🤖 AI Summary
This work proposes LaViDa-R1, the first diffusion language model capable of unified multimodal understanding and generation. Addressing the limitation of existing approaches that rely on task-specific reinforcement learning and struggle to handle diverse reasoning tasks cohesively, LaViDa-R1 introduces a unified post-training framework that integrates supervised fine-tuning (SFT) with multi-task reinforcement learning (RL). The framework incorporates several novel strategies, including answer forcing, tree search, and complementary likelihood estimation, to enhance reasoning fidelity and coherence. Evaluated across a broad spectrum of tasks—such as visual mathematical reasoning, complex referential grounding, and image editing—LaViDa-R1 demonstrates consistently superior performance, significantly advancing the model’s generalization and multimodal reasoning capabilities.
📝 Abstract
Diffusion language models (dLLMs) recently emerged as a promising alternative to auto-regressive LLMs. The latest works further extended it to multimodal understanding and generation tasks.

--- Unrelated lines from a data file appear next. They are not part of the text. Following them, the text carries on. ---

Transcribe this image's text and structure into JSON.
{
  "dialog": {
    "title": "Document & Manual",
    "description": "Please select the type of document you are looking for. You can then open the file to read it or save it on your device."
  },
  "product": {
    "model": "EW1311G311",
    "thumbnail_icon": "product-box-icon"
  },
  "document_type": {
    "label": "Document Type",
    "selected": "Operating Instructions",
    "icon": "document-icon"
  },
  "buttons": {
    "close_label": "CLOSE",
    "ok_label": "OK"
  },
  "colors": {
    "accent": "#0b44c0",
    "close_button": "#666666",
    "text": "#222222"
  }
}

In this work, we propose LaViDa-R1, a multimodal, general-purpose reasoning dLLM. Unlike existing works that build reasoning dLLMs through task-specific reinforcement learning, LaViDa-R1 incorporates diverse multimodal understanding and generation tasks in a unified manner. In particular, LaViDa-R1 is built with a novel unified post-training framework that seamlessly integrates supervised finetuning (SFT) and multi-task reinforcement learning (RL). It employs several novel training techniques, including answer-forcing, tree search, and complementary likelihood estimation, to enhance effectiveness and scalability. Extensive experiments demonstrate LaViDa-R1's strong performance on a wide range of multimodal tasks, including visual math reasoning, reason-intensive grounding, and image editing.